Challenges for European Companies Create Opportunities for Corporate Banks
Published: March 03, 2020
Stamford, CT - The combination of macroeconomic volatility, slow economic growth, historically low interest rates, and further increasing know your customer (KYC) requirements has made for a tough market for corporate banks in Europe. However, in recent months these factors have also created valuable opportunities for banks capable of helping large companies navigate today’s difficult conditions by adjusting to market dislocations, avoiding the impact of negative rates and managing KYC provisions.
The 2020 Greenwich Share and Quality Leaders in European Large Corporate Banking are capitalising on these opportunities to forge deeper relationships with the biggest companies in the region and to create a source of revenue growth in an otherwise flat market by capturing business from rivals.

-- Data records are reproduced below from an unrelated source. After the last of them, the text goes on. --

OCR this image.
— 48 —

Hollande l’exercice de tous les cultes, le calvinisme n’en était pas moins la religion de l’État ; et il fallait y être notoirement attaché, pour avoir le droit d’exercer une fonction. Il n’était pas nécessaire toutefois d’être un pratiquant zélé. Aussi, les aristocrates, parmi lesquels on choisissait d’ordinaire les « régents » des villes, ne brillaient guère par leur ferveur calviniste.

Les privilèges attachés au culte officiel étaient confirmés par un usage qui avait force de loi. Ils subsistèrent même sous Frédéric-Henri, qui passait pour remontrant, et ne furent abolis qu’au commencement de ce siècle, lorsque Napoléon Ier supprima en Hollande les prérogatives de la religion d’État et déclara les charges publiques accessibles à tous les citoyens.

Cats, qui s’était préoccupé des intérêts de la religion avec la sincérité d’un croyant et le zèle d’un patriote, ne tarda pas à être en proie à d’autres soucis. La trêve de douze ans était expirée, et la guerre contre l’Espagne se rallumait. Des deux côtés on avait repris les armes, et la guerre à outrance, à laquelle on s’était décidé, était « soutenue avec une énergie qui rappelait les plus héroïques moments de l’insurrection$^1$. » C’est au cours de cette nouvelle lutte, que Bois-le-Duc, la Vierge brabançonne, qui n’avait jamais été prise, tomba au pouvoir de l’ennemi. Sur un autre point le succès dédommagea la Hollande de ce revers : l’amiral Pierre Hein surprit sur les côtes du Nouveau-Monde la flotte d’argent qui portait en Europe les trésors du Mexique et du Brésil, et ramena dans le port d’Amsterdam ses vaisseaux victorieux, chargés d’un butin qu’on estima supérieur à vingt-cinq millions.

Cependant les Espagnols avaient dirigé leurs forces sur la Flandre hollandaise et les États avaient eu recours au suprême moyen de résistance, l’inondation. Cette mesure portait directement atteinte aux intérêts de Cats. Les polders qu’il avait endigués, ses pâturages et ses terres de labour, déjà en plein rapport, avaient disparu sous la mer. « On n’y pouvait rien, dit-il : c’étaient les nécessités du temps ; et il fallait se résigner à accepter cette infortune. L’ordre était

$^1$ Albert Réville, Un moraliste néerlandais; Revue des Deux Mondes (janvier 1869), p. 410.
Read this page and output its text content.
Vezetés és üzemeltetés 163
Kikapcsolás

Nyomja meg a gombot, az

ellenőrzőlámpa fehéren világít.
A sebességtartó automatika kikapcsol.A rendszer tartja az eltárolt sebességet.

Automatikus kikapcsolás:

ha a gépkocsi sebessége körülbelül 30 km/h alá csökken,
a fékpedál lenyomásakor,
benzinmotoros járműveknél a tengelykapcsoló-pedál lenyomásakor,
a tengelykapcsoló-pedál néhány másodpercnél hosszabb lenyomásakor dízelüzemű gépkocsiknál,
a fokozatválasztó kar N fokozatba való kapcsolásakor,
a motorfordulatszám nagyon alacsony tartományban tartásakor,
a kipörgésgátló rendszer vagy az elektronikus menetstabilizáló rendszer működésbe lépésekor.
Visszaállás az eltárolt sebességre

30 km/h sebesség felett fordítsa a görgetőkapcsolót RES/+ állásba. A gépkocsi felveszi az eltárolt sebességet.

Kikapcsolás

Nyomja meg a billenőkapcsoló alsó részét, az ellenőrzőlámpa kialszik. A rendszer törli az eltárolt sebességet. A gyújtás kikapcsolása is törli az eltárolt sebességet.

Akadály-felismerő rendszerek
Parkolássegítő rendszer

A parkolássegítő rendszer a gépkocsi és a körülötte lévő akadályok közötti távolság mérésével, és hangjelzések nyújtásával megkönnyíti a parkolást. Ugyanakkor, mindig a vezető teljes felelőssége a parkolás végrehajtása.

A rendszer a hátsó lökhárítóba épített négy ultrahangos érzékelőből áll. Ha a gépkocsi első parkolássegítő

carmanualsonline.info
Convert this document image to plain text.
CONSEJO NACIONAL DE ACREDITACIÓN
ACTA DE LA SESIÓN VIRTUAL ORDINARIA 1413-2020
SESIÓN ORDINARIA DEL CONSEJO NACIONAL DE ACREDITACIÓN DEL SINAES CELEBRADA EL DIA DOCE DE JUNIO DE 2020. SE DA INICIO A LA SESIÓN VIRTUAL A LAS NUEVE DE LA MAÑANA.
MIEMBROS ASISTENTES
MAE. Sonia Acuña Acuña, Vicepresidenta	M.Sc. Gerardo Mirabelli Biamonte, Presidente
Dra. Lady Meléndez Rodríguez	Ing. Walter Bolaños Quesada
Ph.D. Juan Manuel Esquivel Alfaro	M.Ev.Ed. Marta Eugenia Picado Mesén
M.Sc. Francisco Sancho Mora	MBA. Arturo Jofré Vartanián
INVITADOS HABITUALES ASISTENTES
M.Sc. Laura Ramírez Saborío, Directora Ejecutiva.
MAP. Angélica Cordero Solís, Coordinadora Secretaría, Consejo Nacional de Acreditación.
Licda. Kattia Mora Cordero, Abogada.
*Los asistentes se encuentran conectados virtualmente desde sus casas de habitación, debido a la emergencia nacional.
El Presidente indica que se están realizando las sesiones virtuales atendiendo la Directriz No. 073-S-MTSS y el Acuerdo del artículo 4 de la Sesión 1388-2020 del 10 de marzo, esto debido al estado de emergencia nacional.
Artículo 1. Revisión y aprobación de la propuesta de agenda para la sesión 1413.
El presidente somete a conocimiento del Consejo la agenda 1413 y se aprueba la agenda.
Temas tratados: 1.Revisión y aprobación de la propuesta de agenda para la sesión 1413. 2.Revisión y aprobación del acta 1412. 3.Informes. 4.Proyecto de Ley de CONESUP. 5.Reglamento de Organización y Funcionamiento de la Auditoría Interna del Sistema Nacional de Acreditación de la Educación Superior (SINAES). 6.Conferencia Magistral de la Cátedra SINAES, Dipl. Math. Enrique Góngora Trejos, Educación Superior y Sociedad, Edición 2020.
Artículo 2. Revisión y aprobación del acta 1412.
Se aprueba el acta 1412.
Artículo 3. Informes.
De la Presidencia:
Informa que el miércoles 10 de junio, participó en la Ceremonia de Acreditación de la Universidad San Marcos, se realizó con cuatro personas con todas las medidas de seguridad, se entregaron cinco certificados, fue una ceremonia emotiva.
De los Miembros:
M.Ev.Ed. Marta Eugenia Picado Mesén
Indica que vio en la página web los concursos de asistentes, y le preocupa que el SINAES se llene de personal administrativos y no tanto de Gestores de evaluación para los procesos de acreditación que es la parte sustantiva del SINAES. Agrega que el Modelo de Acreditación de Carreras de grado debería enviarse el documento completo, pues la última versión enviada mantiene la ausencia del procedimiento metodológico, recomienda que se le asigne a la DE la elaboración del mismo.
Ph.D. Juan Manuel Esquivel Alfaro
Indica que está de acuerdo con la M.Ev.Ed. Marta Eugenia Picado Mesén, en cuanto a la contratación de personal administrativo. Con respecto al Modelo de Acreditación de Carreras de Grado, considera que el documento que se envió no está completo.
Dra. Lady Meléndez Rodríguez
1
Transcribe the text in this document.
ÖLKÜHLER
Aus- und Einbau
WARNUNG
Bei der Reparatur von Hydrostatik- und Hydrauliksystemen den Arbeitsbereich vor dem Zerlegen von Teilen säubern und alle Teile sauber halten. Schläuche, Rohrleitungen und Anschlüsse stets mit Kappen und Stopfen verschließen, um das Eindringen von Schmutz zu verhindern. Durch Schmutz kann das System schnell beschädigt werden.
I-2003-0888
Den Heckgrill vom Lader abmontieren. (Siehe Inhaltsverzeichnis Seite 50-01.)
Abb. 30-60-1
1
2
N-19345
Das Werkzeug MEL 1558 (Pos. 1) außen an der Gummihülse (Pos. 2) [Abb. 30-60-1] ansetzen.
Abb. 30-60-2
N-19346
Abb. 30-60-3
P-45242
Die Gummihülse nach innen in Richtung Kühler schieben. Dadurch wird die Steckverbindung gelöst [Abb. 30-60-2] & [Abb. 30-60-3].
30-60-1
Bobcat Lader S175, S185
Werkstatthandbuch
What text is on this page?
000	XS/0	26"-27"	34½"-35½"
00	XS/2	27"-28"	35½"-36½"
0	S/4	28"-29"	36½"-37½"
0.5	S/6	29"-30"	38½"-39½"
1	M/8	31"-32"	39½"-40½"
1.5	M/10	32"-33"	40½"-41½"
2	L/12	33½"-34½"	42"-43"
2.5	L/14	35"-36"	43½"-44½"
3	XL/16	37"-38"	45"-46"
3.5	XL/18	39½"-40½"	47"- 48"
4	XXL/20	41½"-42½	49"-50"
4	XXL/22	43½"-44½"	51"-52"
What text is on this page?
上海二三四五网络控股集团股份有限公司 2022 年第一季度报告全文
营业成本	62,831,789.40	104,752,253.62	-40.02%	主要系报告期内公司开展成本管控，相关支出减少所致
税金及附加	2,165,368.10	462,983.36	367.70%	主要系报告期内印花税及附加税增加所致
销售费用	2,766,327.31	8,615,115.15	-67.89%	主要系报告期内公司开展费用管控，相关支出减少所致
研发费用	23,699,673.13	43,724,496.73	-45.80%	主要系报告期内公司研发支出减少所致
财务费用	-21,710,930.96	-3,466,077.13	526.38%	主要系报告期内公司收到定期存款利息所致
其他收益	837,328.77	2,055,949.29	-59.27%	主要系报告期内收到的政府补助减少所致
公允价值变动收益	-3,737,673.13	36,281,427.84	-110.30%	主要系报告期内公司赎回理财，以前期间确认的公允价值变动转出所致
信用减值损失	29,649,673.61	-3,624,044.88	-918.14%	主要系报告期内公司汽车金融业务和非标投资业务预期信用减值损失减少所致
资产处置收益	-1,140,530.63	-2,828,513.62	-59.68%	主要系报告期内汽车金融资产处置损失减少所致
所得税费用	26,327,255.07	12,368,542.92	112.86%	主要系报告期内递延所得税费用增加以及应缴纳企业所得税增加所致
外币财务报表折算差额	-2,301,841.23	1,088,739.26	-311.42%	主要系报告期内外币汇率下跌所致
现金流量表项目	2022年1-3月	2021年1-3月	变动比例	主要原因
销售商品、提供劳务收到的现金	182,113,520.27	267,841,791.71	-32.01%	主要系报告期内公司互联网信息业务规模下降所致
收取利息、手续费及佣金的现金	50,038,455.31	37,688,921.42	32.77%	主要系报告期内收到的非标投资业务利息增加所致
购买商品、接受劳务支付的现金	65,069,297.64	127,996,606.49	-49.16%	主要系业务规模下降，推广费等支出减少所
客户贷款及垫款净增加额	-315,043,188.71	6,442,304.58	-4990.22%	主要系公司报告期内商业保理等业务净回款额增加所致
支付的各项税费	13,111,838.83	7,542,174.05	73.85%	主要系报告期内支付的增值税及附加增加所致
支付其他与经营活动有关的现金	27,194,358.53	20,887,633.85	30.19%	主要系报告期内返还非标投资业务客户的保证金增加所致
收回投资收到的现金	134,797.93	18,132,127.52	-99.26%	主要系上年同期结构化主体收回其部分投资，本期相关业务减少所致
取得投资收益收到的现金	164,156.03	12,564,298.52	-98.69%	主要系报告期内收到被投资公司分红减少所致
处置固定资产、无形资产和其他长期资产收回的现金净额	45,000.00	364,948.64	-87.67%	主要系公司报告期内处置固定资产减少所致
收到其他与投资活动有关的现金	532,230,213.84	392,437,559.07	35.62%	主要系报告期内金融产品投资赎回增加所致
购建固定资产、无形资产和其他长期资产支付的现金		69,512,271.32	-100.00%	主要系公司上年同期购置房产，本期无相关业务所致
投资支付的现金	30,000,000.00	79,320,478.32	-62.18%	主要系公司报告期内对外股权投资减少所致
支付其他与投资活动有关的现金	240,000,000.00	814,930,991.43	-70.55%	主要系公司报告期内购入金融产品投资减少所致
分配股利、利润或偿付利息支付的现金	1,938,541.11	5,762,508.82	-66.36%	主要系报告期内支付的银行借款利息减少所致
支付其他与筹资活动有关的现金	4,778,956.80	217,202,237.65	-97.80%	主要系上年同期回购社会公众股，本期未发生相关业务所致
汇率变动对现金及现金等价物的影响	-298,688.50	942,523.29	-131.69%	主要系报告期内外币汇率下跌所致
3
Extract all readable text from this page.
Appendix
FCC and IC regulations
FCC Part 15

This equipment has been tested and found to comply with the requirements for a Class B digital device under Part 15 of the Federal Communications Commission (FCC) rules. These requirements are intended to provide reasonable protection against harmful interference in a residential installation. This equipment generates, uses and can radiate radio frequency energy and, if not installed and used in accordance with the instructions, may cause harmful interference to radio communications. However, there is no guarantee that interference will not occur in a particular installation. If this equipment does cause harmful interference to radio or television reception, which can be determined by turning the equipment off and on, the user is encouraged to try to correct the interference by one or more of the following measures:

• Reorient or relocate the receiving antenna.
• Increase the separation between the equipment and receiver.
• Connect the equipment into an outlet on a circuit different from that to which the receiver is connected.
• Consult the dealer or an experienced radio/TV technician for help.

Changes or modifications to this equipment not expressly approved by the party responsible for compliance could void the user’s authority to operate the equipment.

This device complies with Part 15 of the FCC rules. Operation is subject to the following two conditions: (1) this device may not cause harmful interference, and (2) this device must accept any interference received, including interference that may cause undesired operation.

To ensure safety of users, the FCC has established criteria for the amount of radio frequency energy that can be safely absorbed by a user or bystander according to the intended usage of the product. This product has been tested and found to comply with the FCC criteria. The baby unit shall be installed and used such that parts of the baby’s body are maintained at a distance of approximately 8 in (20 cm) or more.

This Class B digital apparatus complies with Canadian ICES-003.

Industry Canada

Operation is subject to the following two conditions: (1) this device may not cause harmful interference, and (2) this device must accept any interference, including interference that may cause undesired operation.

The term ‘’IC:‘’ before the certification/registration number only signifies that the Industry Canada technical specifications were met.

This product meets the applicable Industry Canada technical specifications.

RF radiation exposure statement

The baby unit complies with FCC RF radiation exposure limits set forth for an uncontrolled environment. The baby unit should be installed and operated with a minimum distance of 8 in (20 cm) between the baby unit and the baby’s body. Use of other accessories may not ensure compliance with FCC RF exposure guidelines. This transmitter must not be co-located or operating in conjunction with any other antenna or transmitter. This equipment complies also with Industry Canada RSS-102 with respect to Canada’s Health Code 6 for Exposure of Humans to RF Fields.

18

At the top of the list of this year’s winners is BNP Paribas, which leads the market in penetration among large European corporates by a wide margin, followed by HSBC and UniCredit. Citi and Deutsche Bank round out the list of winners. UniCredit takes the title of 2020 Greenwich Quality Leader in European Corporate Banking.
The same macroeconomic volatility that is cutting into global trade is triggering demand for cross-border banking services. For example, the share of large European companies using a provider for cross-border banking services within Western Europe increased to 80% in 2019 from 77% in 2018, while the share using banking services into Asia ticked up to 52% from 50%.
The biggest beneficiaries of this demand have been the biggest global banks, such as Citi, HSBC, BNP Paribas, J.P. Morgan, Bank of America, and Deutsche Bank, which often are the only providers with on-the-ground expertise and networks across all the countries in which a large company operates.
When the European Central Bank first introduced negative interest rates, large European companies were largely insulated from the impact because many banks decided to absorb the costs associated with holding cash deposits in the name of preserving client relationships. Generally, banks and companies alike expected negative rates would be a passing phase. Six year later, negative interest rates are the new normal.
As more companies are forced to incur costs associated with cash deposits, the ability to help clients avoid this new expense is emerging as a key skill for corporate banks. Companies are turning to banks with the expertise and technical skills in cash management to minimise or even eliminate any costs from negative rates. “This new environment is highlighting the capabilities of banks that have developed sophisticated, digital cash-management platforms capable of achieving the transparency and timeliness needed to zero out cash positions on an ongoing basis,” says Greenwich Associates Managing Director Dr. Tobias Miarka.